Mme Yacoubian s’en était dans le même temps prise à Nader Hariri, ancien directeur du cabinet du Premier ministre Saad Hariri, l’accusant d’être lui aussi impliqué dans un marché douteux axé sur les navires-centrales et qui a comporté, selon elle, le profit par les deux hommes d’une commission de 8 %. Le cadre du courant du Futur avait réagi en affirmant qu’il se mettait à la disposition de la justice, mais que si les propos de la députée s’avéraient fausses, il souhaiterait que celle-ci soit également disponible auprès de la justice pour répondre des diffamations lancées à son encontre.
La poursuite de Mme Yacoubian en justice est-elle conforme aux valeurs constitutionnelles et démocratiques qui consacrent la liberté d’expression des députés dans le cadre de l’exercice de leur mandat et les protègent à travers leur immunité parlementaire ? Interrogé par L’Orient-Le Jour sur l’opportunité de sa démarche, Me Boueiz affirme que « l’immunité concerne uniquement les poursuites pénales », indiquant qu’en l’espèce, Mme Yacoubian est poursuivie devant les tribunaux civils. « Nous n’intentons pas le procès sur base du code pénal, mais sur celle du code des obligations et des contrats qui, dans l’article 122, condamne tout propos ayant nui à la réputation d’autrui », indique l’avocat de M. Bassil, soulignant que « c’est de la plainte en diffamation auprès du tribunal des imprimés que sont protégés les parlementaires ».

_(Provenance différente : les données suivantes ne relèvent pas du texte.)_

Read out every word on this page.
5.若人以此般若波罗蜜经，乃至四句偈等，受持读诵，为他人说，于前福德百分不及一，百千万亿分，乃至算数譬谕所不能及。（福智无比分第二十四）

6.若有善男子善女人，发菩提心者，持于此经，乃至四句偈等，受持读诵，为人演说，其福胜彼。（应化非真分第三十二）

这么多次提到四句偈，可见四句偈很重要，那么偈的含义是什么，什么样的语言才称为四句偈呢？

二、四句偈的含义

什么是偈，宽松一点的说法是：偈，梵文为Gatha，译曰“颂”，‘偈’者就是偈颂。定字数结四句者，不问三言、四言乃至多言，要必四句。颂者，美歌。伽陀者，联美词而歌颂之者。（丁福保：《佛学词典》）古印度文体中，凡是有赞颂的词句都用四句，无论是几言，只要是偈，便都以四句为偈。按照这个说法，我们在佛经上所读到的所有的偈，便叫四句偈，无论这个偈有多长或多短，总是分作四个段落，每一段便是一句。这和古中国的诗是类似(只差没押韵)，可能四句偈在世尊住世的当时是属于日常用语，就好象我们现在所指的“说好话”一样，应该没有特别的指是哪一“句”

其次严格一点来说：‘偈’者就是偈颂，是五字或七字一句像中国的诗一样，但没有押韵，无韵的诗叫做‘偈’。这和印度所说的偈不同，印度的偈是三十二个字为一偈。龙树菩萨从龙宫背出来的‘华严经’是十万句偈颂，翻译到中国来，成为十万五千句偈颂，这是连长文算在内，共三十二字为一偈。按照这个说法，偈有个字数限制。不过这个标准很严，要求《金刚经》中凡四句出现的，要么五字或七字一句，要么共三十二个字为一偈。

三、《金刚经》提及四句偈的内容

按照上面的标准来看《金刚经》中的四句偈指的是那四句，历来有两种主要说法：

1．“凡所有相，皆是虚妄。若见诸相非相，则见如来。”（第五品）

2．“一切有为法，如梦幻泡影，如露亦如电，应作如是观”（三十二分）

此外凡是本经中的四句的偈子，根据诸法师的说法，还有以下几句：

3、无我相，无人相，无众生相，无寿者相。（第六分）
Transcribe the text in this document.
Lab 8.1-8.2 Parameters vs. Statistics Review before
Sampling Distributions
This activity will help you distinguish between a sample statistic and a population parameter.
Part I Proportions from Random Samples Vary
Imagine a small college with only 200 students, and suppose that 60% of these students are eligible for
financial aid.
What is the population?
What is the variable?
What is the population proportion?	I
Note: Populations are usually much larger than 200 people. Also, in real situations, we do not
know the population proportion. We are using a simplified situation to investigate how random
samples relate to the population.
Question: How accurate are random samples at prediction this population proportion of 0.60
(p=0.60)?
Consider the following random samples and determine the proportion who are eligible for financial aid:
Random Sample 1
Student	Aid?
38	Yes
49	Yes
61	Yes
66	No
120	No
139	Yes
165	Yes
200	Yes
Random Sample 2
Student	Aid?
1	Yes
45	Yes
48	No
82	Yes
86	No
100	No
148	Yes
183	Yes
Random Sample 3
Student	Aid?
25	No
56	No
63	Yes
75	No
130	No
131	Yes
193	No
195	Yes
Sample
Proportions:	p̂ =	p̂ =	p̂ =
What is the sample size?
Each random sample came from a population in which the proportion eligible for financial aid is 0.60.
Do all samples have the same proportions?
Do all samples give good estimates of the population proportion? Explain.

Mais le fait pour Mme Yacoubian d’avoir accusé M. Bassil de corruption constitue-t-il un délit, même civil ? Selon Me Boueiz, « la liberté d’expression est limitée par la loi et la Constitution ». Il mentionne à cet égard le Pacte international relatif aux droits civils et politiques (1966) qui « soumet la liberté d’expression à certaines restrictions fixées par la loi, notamment le respect de la réputation d’autrui ».
Majed Boueiz évoque également l’article 83 du règlement intérieur du Parlement qui « donne le droit au chef du législatif d’interdire à un député d’attenter à l’honneur, à la réputation et à la dignité de l’autre ». « S’il en est ainsi dans l’hémicycle parlementaire, a fortiori la règle doit être appliquée en dehors du Parlement », estime-t-il.
Devoir de contrôle
Interrogée par L’OLJ, Mme Yacoubian déclare qu’il est de son « devoir de parlementaire d’évoquer des questions qui font l’objet de doutes », soulignant que « cela fait partie de (son) obligation de contrôler le pouvoir exécutif et lui demander des comptes ». Elle affirme toutefois « préférer encore que M. Bassil use du recours en justice plutôt que des menaces et insultes proférées sur la toile par des fonctionnaires relevant de lui ».
Répondant à l’accusation du chef du CPL d’avoir porté préjudice à sa renommée, la députée soutient que « sa réputation est déjà gâchée par des milliers de personnes qui condamnent son comportement et ses actes depuis qu’il a pris en charge ses responsabilités politiques ». « Qu’il poursuive donc ces milliers d’accusateurs ! D’ailleurs, pourquoi ne s’en prend-il qu’aux activistes ou à moi qui ne relève d’aucun bloc parlementaire ? Pourquoi ne recourt-il pas aux mêmes actions contre des responsables politiques affiliés à des partis et qui l’ont pointé du doigt à maintes reprises ? » interroge-t-elle, rappelant qu’« en 2013, le quotidien al-Moustaqbal avait révélé que M. Bassil avait acquis un appartement de 5 millions de dollars et (qu’) il n’avait alors manifesté aucune volonté de poursuite ».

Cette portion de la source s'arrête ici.